8. Interleaving expansions: Read your piece carefully, hunting for every word or phrase that
seems even the slightest bit general, or that you have even the slightest inclination to say
more about. Look for those places where you may have been in a hurry during the early
drafts, or where you may have given up in the frustration of trying to describe things
accurately. Insert after every one of these, more detail, development, description,
imagination--whatever is appropriate for the situation. As you do this, you may discover
that you can cut out the original generality and substitute one of these other images. Or
you may discover an idea or theme you didn't know was there. Or?
9. Highlight all uses of the verb "to be" (except where you need it as a helping verb). Cut
them and focus on using a more active, dynamic verb. do the same thing with any use of
the verb "to become." To do this, you’ll probably have to radically rearrange syntax;
simply substituting other verbs doesn’t necessarily do the trick.
10. What if the piece has a different source, a different motive? Rewrite the story or poem as
if it is a message to your lover. As if it is to your mother. As if it is to a stranger. As if
someone else is telling the story.
11. Order and sequence: Change the order of things around. For example, let the story begin
with what's now the last scene, or put the current opening scene in the middle. What does
changing the order tell you about your meaning? How might changing the order affect the
reader's experience?
12. Freewrite on a motif or symbol: Let yourself write as much as you can, brainstorming
about all the different forms your motif or symbol can come in, and what it might mean.

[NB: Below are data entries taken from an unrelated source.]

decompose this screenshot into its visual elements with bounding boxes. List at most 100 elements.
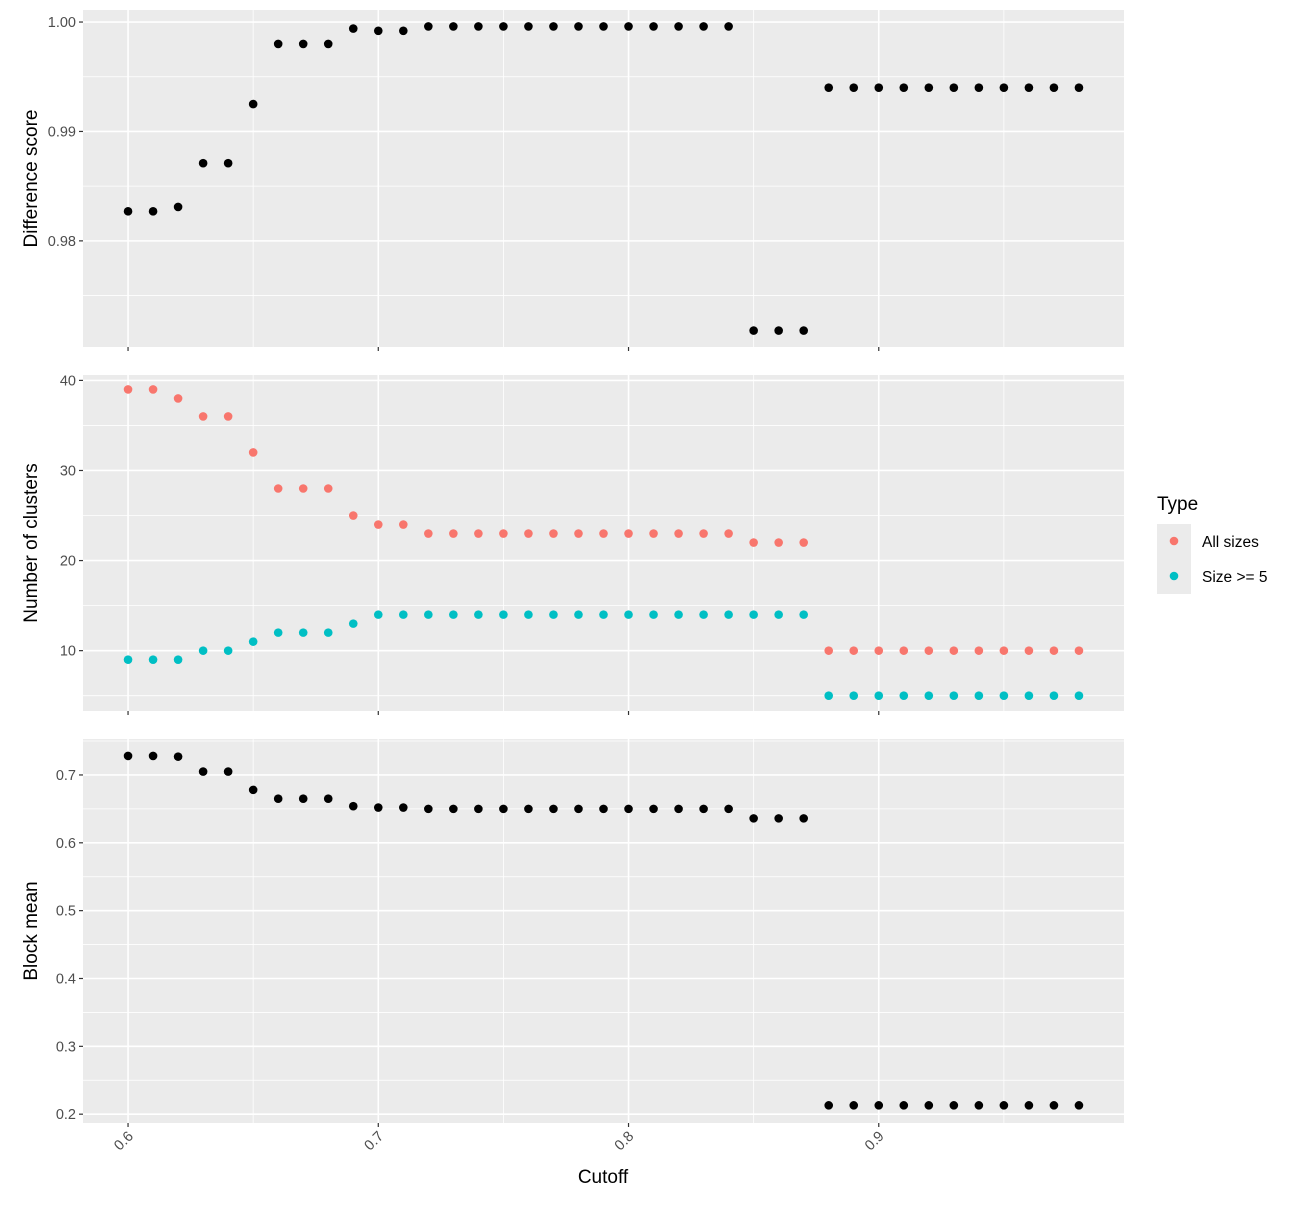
- data-point: [248, 99, 258, 109]
- y-tick-label: 0.99: [48, 124, 76, 140]
- data-point: [148, 385, 158, 394]
- data-point: [1074, 646, 1084, 655]
- data-point: [774, 610, 783, 619]
- data-point: [749, 814, 758, 823]
- data-point: [824, 691, 834, 700]
- y-tick-label: 10: [60, 644, 76, 660]
- data-point: [899, 1101, 909, 1110]
- x-axis-title: Cutoff: [578, 1167, 629, 1188]
- data-point: [824, 83, 834, 92]
- data-point: [173, 202, 183, 212]
- data-point: [624, 22, 633, 31]
- data-point: [999, 83, 1009, 92]
- panel-background: [83, 375, 1124, 711]
- data-point: [524, 22, 533, 31]
- data-point: [949, 691, 959, 700]
- data-point: [524, 529, 533, 538]
- data-point: [499, 610, 508, 619]
- data-point: [248, 448, 258, 457]
- data-point: [649, 529, 658, 538]
- data-point: [799, 326, 808, 335]
- legend-key: [1169, 571, 1179, 581]
- data-point: [599, 804, 608, 814]
- data-point: [1049, 646, 1059, 655]
- y-tick-label: 0.98: [48, 234, 76, 250]
- data-point: [724, 610, 733, 619]
- y-axis-title: Difference score: [21, 110, 42, 248]
- data-point: [574, 529, 583, 538]
- data-point: [549, 22, 558, 31]
- data-point: [248, 637, 258, 646]
- data-point: [1074, 83, 1084, 92]
- data-point: [123, 207, 133, 216]
- y-tick-label: 30: [60, 463, 76, 479]
- data-point: [724, 22, 733, 31]
- data-point: [574, 22, 583, 31]
- data-point: [474, 529, 483, 538]
- data-point: [749, 538, 758, 547]
- y-axis-title: Block mean: [21, 881, 42, 980]
- data-point: [974, 83, 984, 92]
- series-2: [123, 610, 1084, 700]
- data-point: [273, 794, 283, 804]
- data-point: [874, 646, 884, 655]
- data-point: [399, 803, 408, 812]
- data-point: [649, 610, 658, 619]
- legend-key-background: [1157, 524, 1191, 594]
- data-point: [974, 646, 984, 655]
- data-point: [724, 529, 733, 538]
- data-point: [974, 691, 984, 700]
- data-point: [549, 804, 558, 814]
- y-tick-label: 40: [60, 373, 76, 389]
- data-point: [474, 610, 483, 619]
- data-point: [799, 610, 808, 619]
- x-tick-label: 0.7: [362, 1129, 388, 1155]
- data-point: [849, 83, 859, 92]
- y-tick-label: 0.6: [56, 836, 76, 852]
- data-point: [699, 610, 708, 619]
- data-point: [449, 610, 458, 619]
- data-point: [273, 628, 283, 637]
- data-point: [148, 207, 158, 216]
- data-point: [674, 22, 683, 31]
- data-point: [1074, 691, 1084, 700]
- data-point: [549, 610, 558, 619]
- data-point: [173, 752, 183, 761]
- data-point: [999, 691, 1009, 700]
- series-1: [123, 751, 1084, 1110]
- data-point: [298, 484, 308, 493]
- data-point: [323, 39, 333, 49]
- data-point: [223, 412, 233, 421]
- data-point: [424, 22, 433, 31]
- data-point: [624, 610, 633, 619]
- data-point: [449, 22, 458, 31]
- data-point: [774, 326, 783, 335]
- data-point: [899, 646, 909, 655]
- y-tick-label: 1.00: [48, 15, 76, 31]
- data-point: [424, 804, 433, 814]
- y-tick-label: 20: [60, 554, 76, 570]
- data-point: [348, 801, 358, 811]
- data-point: [874, 1101, 884, 1110]
- data-point: [298, 794, 308, 804]
- x-tick-label: 0.8: [612, 1129, 638, 1155]
- data-point: [849, 646, 859, 655]
- data-point: [198, 767, 208, 776]
- data-point: [624, 804, 633, 814]
- data-point: [373, 610, 383, 619]
- data-point: [649, 22, 658, 31]
- data-point: [499, 804, 508, 814]
- data-point: [323, 794, 333, 804]
- data-point: [223, 767, 233, 776]
- data-point: [1024, 691, 1034, 700]
- legend-label: All sizes: [1202, 534, 1259, 551]
- data-point: [824, 646, 834, 655]
- data-point: [999, 1101, 1009, 1110]
- data-point: [248, 785, 258, 795]
- data-point: [399, 520, 408, 529]
- data-point: [624, 529, 633, 538]
- data-point: [599, 22, 608, 31]
- y-tick-label: 0.2: [56, 1107, 76, 1123]
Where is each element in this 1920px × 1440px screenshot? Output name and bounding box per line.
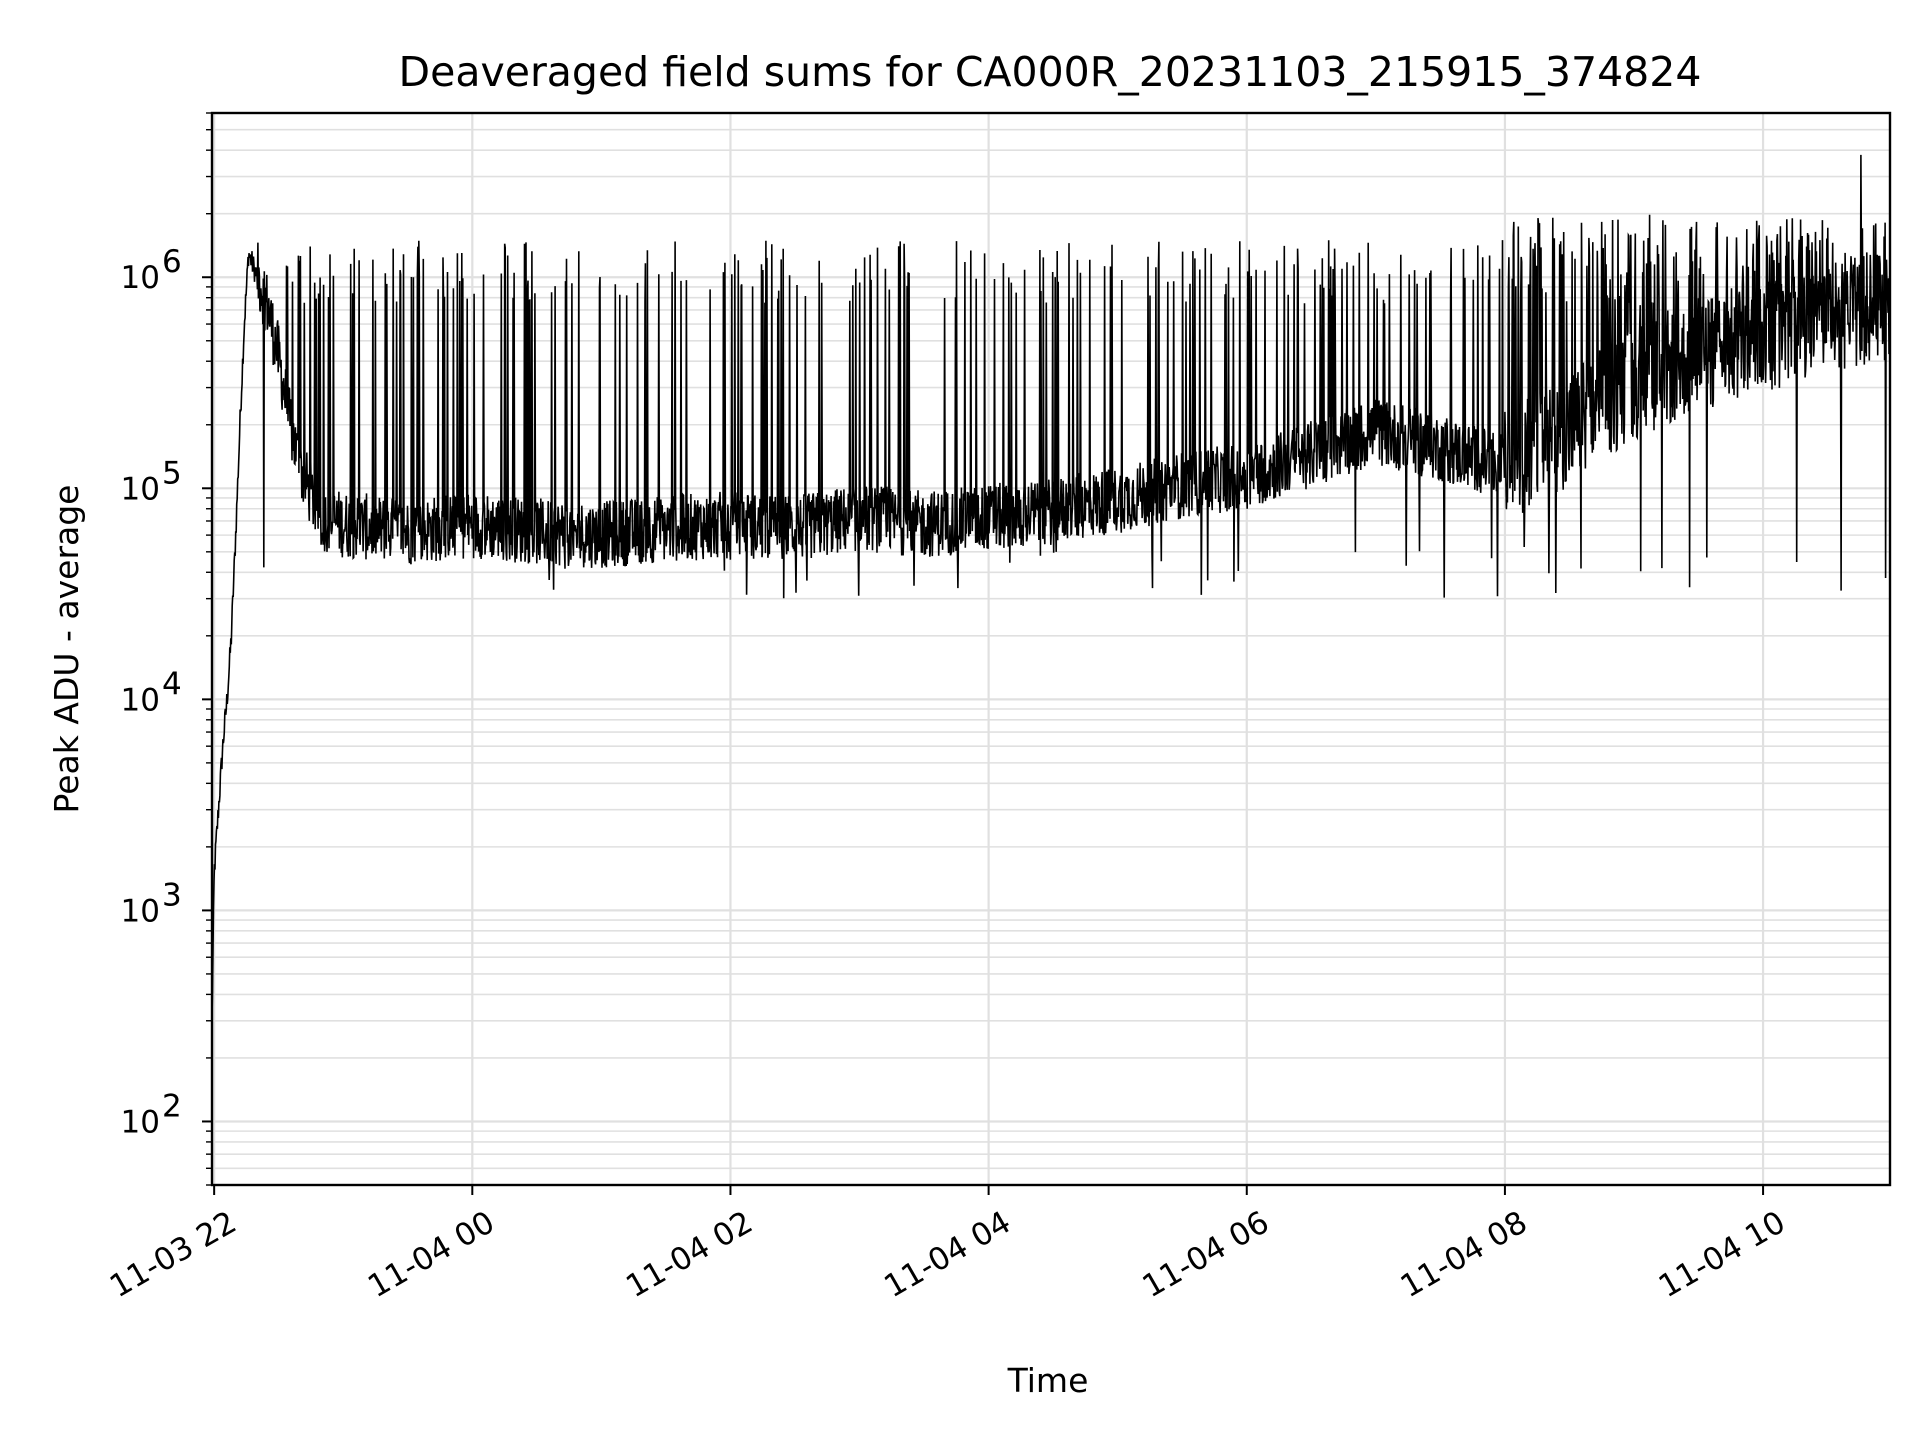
y-tick-label-exponent: 5	[162, 455, 182, 491]
axis-ticks	[202, 112, 1765, 1195]
y-tick-label-exponent: 3	[162, 877, 182, 913]
series-line	[211, 154, 1891, 1017]
y-tick-label-exponent: 6	[162, 244, 182, 280]
x-axis-title: Time	[1007, 1361, 1089, 1400]
y-tick-label-exponent: 4	[162, 666, 182, 702]
y-tick-label: 10	[121, 682, 160, 718]
y-tick-label: 10	[121, 260, 160, 296]
chart-title: Deaveraged field sums for CA000R_2023110…	[399, 48, 1702, 96]
y-axis-title: Peak ADU - average	[47, 485, 86, 814]
y-tick-label: 10	[121, 1104, 160, 1140]
y-tick-label: 10	[121, 471, 160, 507]
y-tick-label-exponent: 2	[162, 1088, 182, 1124]
plot-frame	[210, 111, 1892, 1187]
y-tick-label: 10	[121, 893, 160, 929]
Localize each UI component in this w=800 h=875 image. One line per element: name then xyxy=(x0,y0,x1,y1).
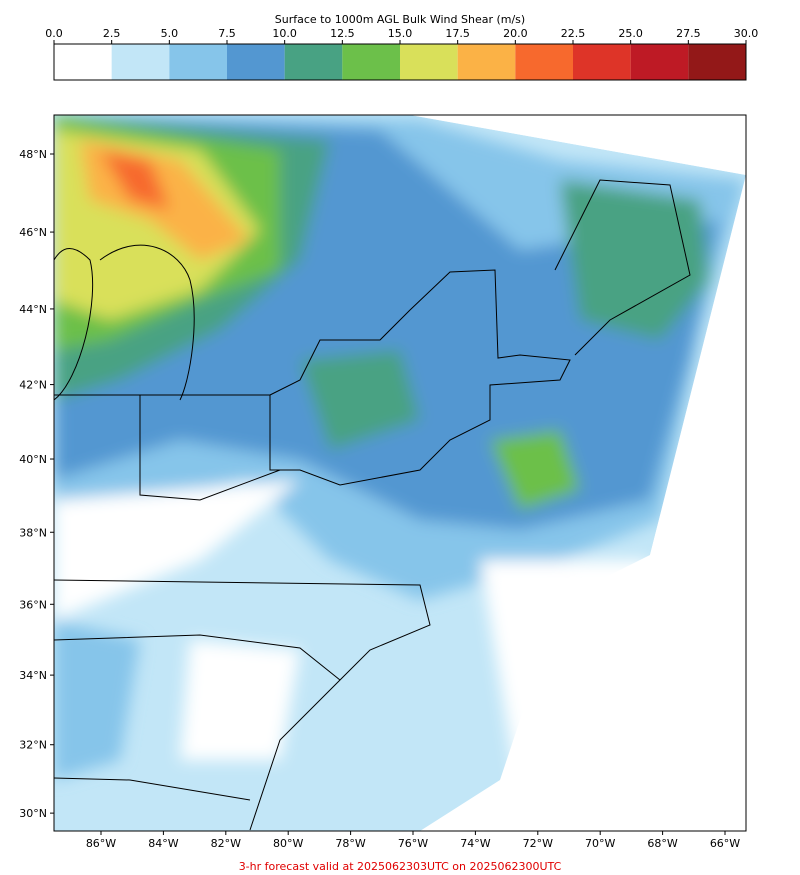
colorbar-segment xyxy=(342,44,400,80)
colorbar-tick-label: 22.5 xyxy=(561,27,586,40)
colorbar-tick-label: 17.5 xyxy=(445,27,470,40)
colorbar-segment xyxy=(284,44,343,80)
map-axes: 48°N 46°N 44°N 42°N 40°N 38°N 36°N 34°N 32°N 30°N… xyxy=(19,148,740,850)
lat-tick-label: 42°N xyxy=(19,379,47,392)
colorbar: 0.0 2.5 5.0 7.5 10.0 12.5 15.0 17.5 20.0 22.5 25.0… xyxy=(45,27,759,81)
lon-tick-label: 72°W xyxy=(523,837,553,850)
colorbar-tick-label: 0.0 xyxy=(45,27,63,40)
colorbar-segment xyxy=(515,44,573,80)
footer: 3-hr forecast valid at 2025062303UTC on … xyxy=(239,860,562,873)
colorbar-tick-label: 20.0 xyxy=(503,27,528,40)
lon-tick-label: 86°W xyxy=(86,837,116,850)
lat-tick-label: 38°N xyxy=(19,526,47,539)
colorbar-tick-label: 25.0 xyxy=(618,27,643,40)
lon-tick-label: 82°W xyxy=(211,837,241,850)
colorbar-segment xyxy=(573,44,631,80)
lon-tick-label: 66°W xyxy=(710,837,740,850)
lat-tick-label: 40°N xyxy=(19,453,47,466)
lon-tick-label: 84°W xyxy=(148,837,178,850)
lat-tick-label: 48°N xyxy=(19,148,47,161)
lat-tick-label: 44°N xyxy=(19,303,47,316)
colorbar-segment xyxy=(457,44,516,80)
colorbar-segment xyxy=(169,44,227,80)
colorbar-tick-label: 15.0 xyxy=(388,27,413,40)
colorbar-tick-label: 10.0 xyxy=(272,27,297,40)
colorbar-segment xyxy=(54,44,112,80)
colorbar-tick-label: 5.0 xyxy=(161,27,179,40)
colorbar-segment xyxy=(227,44,285,80)
colorbar-title: Surface to 1000m AGL Bulk Wind Shear (m/… xyxy=(275,13,525,26)
colorbar-tick-label: 7.5 xyxy=(218,27,236,40)
lat-tick-label: 32°N xyxy=(19,739,47,752)
colorbar-tick-label: 30.0 xyxy=(734,27,759,40)
colorbar-tick-label: 12.5 xyxy=(330,27,355,40)
colorbar-tick-label: 2.5 xyxy=(103,27,121,40)
colorbar-tick-label: 27.5 xyxy=(676,27,701,40)
lon-tick-label: 74°W xyxy=(460,837,490,850)
map-frame xyxy=(53,114,747,832)
lon-tick-label: 76°W xyxy=(398,837,428,850)
lon-tick-label: 68°W xyxy=(647,837,677,850)
colorbar-segment xyxy=(630,44,689,80)
lat-tick-label: 34°N xyxy=(19,669,47,682)
lon-tick-label: 70°W xyxy=(585,837,615,850)
colorbar-segment xyxy=(688,44,746,80)
colorbar-segment xyxy=(111,44,170,80)
lon-tick-label: 78°W xyxy=(335,837,365,850)
map-field xyxy=(54,115,746,831)
lat-tick-label: 36°N xyxy=(19,598,47,611)
colorbar-segment xyxy=(400,44,458,80)
lon-tick-label: 80°W xyxy=(273,837,303,850)
lat-tick-label: 46°N xyxy=(19,226,47,239)
lat-tick-label: 30°N xyxy=(19,807,47,820)
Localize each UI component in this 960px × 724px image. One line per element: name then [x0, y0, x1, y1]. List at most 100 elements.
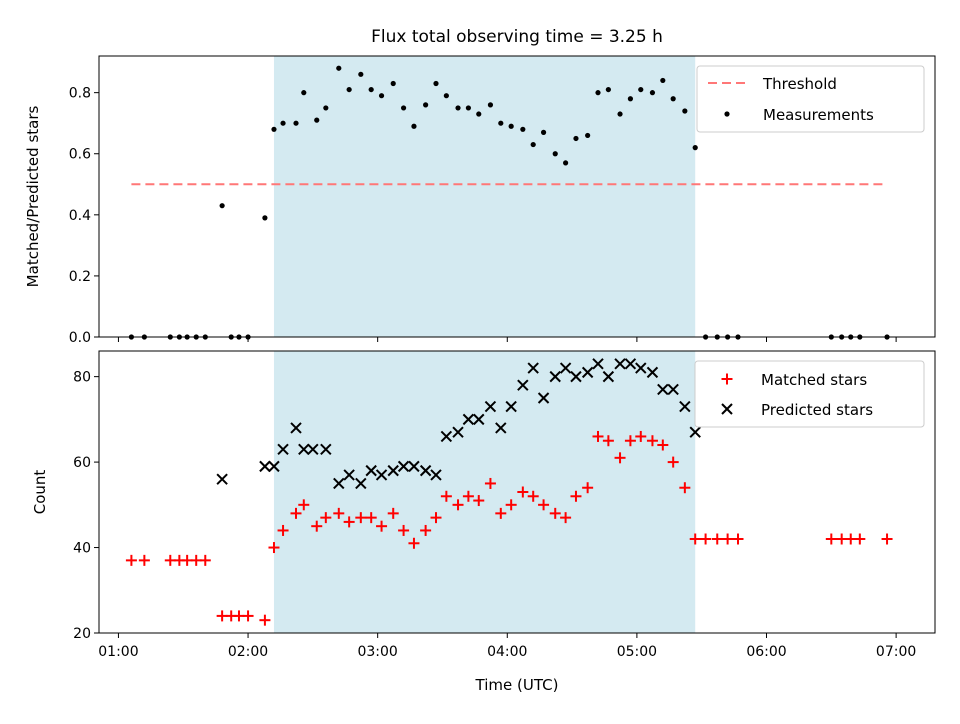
predicted-star-point — [657, 383, 669, 396]
legend-matched-swatch — [721, 373, 733, 385]
matched-star-point — [473, 495, 485, 507]
top-y-tick-label: 0.6 — [69, 147, 91, 163]
measurement-point — [301, 90, 307, 96]
matched-star-point — [624, 435, 636, 447]
top-y-tick-label: 0.0 — [69, 330, 91, 346]
predicted-star-point — [419, 464, 432, 477]
measurement-point — [390, 80, 396, 87]
top-y-tick-label: 0.2 — [69, 269, 91, 285]
matched-star-point — [277, 524, 289, 536]
bottom-y-axis-label: Count — [31, 470, 49, 515]
measurement-point — [605, 86, 611, 93]
matched-star-point — [722, 533, 734, 545]
matched-star-point — [825, 533, 837, 545]
predicted-star-point — [452, 426, 464, 438]
matched-star-point — [657, 439, 669, 451]
x-axis-label: Time (UTC) — [475, 676, 559, 694]
measurement-point — [400, 105, 407, 111]
matched-star-point — [505, 499, 517, 511]
measurement-point — [530, 141, 536, 148]
matched-star-point — [320, 512, 332, 524]
predicted-star-point — [290, 422, 302, 434]
x-tick-label: 06:00 — [746, 644, 786, 660]
bottom-panel: 20 40 60 80 01:00 02:00 03:00 04:00 05:00 06:00 0… — [31, 350, 936, 694]
matched-star-point — [484, 477, 496, 489]
measurement-point — [508, 123, 514, 129]
measurement-point — [323, 105, 329, 111]
matched-star-point — [268, 542, 280, 554]
bottom-plot-frame — [98, 350, 936, 634]
matched-star-point — [711, 533, 723, 545]
predicted-star-point — [430, 469, 442, 481]
matched-star-point — [679, 482, 691, 494]
chart-title: Flux total observing time = 3.25 h — [371, 27, 663, 47]
predicted-star-point — [440, 430, 453, 443]
predicted-star-point — [614, 358, 626, 370]
measurement-point — [638, 86, 644, 93]
x-tick-label: 05:00 — [617, 644, 657, 660]
matched-star-point — [854, 533, 866, 545]
matched-star-point — [527, 490, 539, 502]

For example, I'll start a freewrite on the motif of "lips": Certainly they're on people.
Lipstick prints on glasses. The lip of a tunnel or hole--scary, the unknown, a turning
point. Don't give me any of your lip. Fat lips, thin lips. Thin lips--anger or prudery...
13. Research an element of your piece: Maybe there's a subject in your story interesting to
know more about, or that you need vocabulary for. If you're writing about a character
who's having chemotherapy, it might to interesting to know more details about how
chemotherapy works, for example.
14. Let your characters dream: Write down your characters' (or speaker’s) dreams. Be loose,
wild, imaginative; don't worry about meaning or believability. Read over what you've
written. Possible you'll be able to include one of these dreams in your fiction. Or maybe
you can include some of the elements of these dreams in other ways. For example, if your
character has a dream of a flight of crows blocking the sky, maybe you can make her
black hair shine like crow feathers, or her eyes take a long time to adjust to the darkness
in a room when she suddenly comes in out of the sun. If a character dreams that she can't
get out the door and go to work because she can't find her shoes, and then when she does
find them there are two left ones only, and then when she finds a right shoe it has no
laces, you can give your character some similar kind of shoe problem as she's getting
ready to go to work. See if you can use the images from the dreams in any way that helps
to develop the conflict or the characters in your story.
15. Experiment visually: Here are a few possibilities, and probably you can invent others:
Draw a picture of your character. Draw a map of the setting. Illustrate your poem or
story. Draw panels as in a comic book. Make a collage of elements from your poem or
story.
16. Answer these questions: Who is the protagonist? What is his or her goal? What does he
or she want? What internal characteristic keeps him or her from getting it? What external
force keeps him or her from getting it? What factors complicate the situation? What
character trait enables the protagonist to solve (or not solve) the situation and get (or not
get) what he or she wants?
Then, cut any scene or narration or sentence or word that is not relevant to the plot you
outlined above, or re-write it so it becomes relevant.
17. Experiments in point of view: Choose a passage from your fiction, and re-write it from a
different point of view.
18. Make up your own revision experiment (make sure your Reflection describes it).